1. IGNITE what’s possible with SCC

Russell opened Engage with a high‑impact session that brought the audience directly into the conversation about what was next. Sharing an update on SCC’s direction and priorities for 2026, he explored the challenges organisations were facing and the choices that would define the year ahead. This session set the tone for the day, inviting attendees to think differently about progress, partnership, and impact, while giving a sneak peek at SCC’s new brand and how we would more clearly position ourselves to customers, partners, and our own staff.
2. SCC: Shaping the future together

In a landscape defined by constant change and increasing global complexity, James Rigby, Chairman, and Robert Vassoyan, SCC Group CEO, came together for a candid leadership conversation on the challenges shaping today’s technology and services market. Drawing on a global perspective, this session explored the economic, geopolitical and industry forces influencing customer priorities, alongside the strategic decisions organisations had to make to remain resilient and competitive. James and Robert shared how SCC was responding to these pressures, evolving its capabilities, expanding its reach, and strengthening its position as a trusted partner across sectors. This discussion offered insight into SCC’s long‑term vision and exciting investment areas, the opportunities emerging from disruption, and how the organisation was positioning itself to lead in an increasingly demanding market.
3. Sir Peter Rigby – 30 years of Philanthropy

Sir Peter provides an inspiring insight into the Rigby family’s history of giving back, highlighting the importance of long‑term funding commitments and responsible leadership in driving positive change. This session offers an uplifting overview of the work of both Rigby charities and the role each of us can play in making a difference to those who need support most.
4. Cyber Resilience in Action

As global uncertainty reshaped the threat landscape, cyber security becomes a critical business issue. Building on the strategic context set by James Rigby and Robert, this session explored how the geopolitical climate was heightening cyber risk and what organisations should have prioritised.
With budgets under pressure, visibility was key. The session examined why attack surface management was more important than ever helping organisations understand exposure, reduce risk, and focus investment where it mattered most. It also addressed supply chain risk, consolidation, and the growing need to work with trusted partners to simplify and secure complex environments.
The session concluded by looking ahead to AI – its potential to strengthen security, but also the new and evolving risks it introduced.
5. AI Solutions: Ready to scale or ready to stumble?

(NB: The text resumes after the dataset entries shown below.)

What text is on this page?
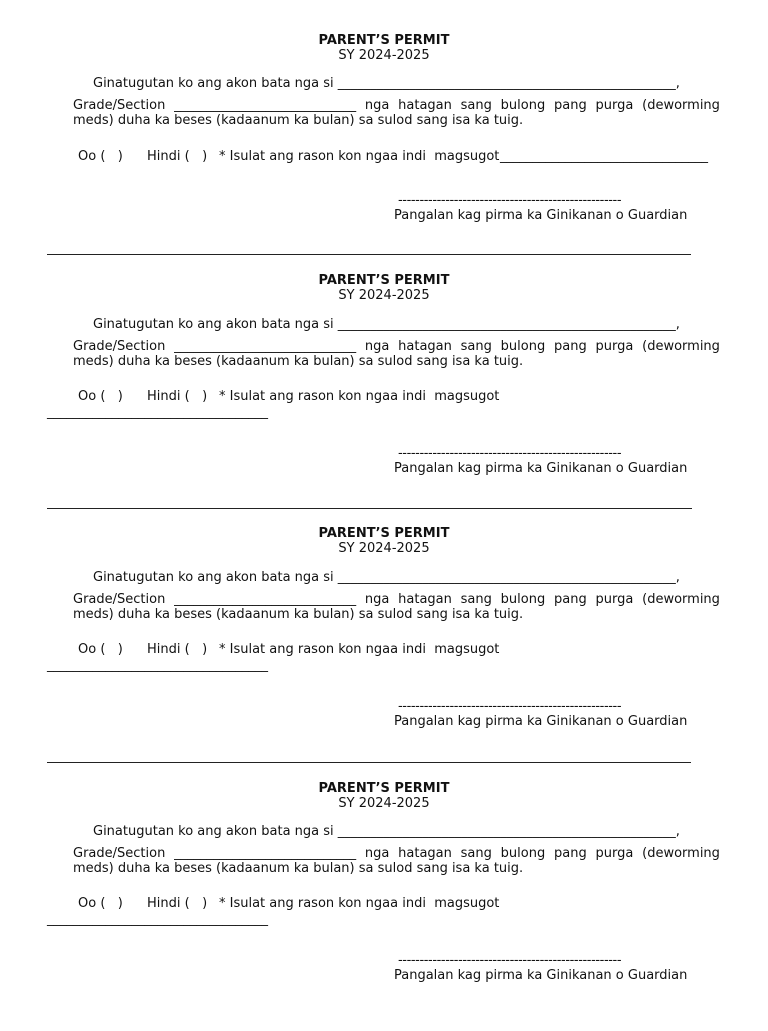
PARENT’S PERMIT
SY 2024-2025
Ginatugutan ko ang akon bata nga si ____________________________________________________,
Grade/Section ____________________________ nga hatagan sang bulong pang purga (deworming
meds) duha ka beses (kadaanum ka bulan) sa sulod sang isa ka tuig.
Oo (   ) Hindi (   ) * Isulat ang rason kon ngaa indi  magsugot ________________________________
----------------------------------------------------
Pangalan kag pirma ka Ginikanan o Guardian
PARENT’S PERMIT
SY 2024-2025
Ginatugutan ko ang akon bata nga si ____________________________________________________,
Grade/Section ____________________________ nga hatagan sang bulong pang purga (deworming
meds) duha ka beses (kadaanum ka bulan) sa sulod sang isa ka tuig.
Oo (   ) Hindi (   ) * Isulat ang rason kon ngaa indi  magsugot
__________________________________
----------------------------------------------------
Pangalan kag pirma ka Ginikanan o Guardian
PARENT’S PERMIT
SY 2024-2025
Ginatugutan ko ang akon bata nga si ____________________________________________________,
Grade/Section ____________________________ nga hatagan sang bulong pang purga (deworming
meds) duha ka beses (kadaanum ka bulan) sa sulod sang isa ka tuig.
Oo (   ) Hindi (   ) * Isulat ang rason kon ngaa indi  magsugot
__________________________________
----------------------------------------------------
Pangalan kag pirma ka Ginikanan o Guardian
PARENT’S PERMIT
SY 2024-2025
Ginatugutan ko ang akon bata nga si ____________________________________________________,
Grade/Section ____________________________ nga hatagan sang bulong pang purga (deworming
meds) duha ka beses (kadaanum ka bulan) sa sulod sang isa ka tuig.
Oo (   ) Hindi (   ) * Isulat ang rason kon ngaa indi  magsugot
__________________________________
----------------------------------------------------
Pangalan kag pirma ka Ginikanan o Guardian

Most businesses were making critical decisions with incomplete information, slow processes, and teams stretched too thin to see the full picture. It was a capability gap, and it was costing more than most leaders realised.
The session challenged attendees to consider whether their business would be ready to double in size overnight- or exposed by it – highlighting that hesitation often came not from cost, but from processes and decision-making that weren’t built to scale. The session focused on how organisations like theirs were confidently deploying AI that didn’t just inform decisions but made them autonomously, accurately, and at a speed no team alone could match. It demonstrated how to do this safely, securely, and without losing control of what mattered most. Ultimately, it encouraged attendees to reflect on what had been holding them back from scaling, deciding, and acting with total confidence.
6. Customer Panel

There remains a significant gap between digital workplace ambition and the day‑to‑day reality experienced by most workforces. This session explored how the most productive organisations are taking practical, achievable steps to close that gap.
7. Digital Workplace: The intelligent workplace

This panel brought together voices from across our customers to explore the real challenges organisations were facing in 2026. Through open and honest discussion, the session focused on what was working, what was changing, and where leaders were seeing the greatest impact – from technology adoption to organisational transformation.
8. The power of partnership in AI

This session brought together an exceptional group of global technology leaders – NVIDIA, Dell, Cisco, and HPE – offering a rare opportunity to hear directly from the organisations shaping the AI ecosystem end‑to‑end.
It provided a clear and direct briefing on how AI infrastructure was being designed and deployed at scale, exploring where the market was heading, what it meant for organisations making investment decisions, and how to distinguish what was real from what remained aspirational.
A board‑level AI briefing, delivered by the people building it.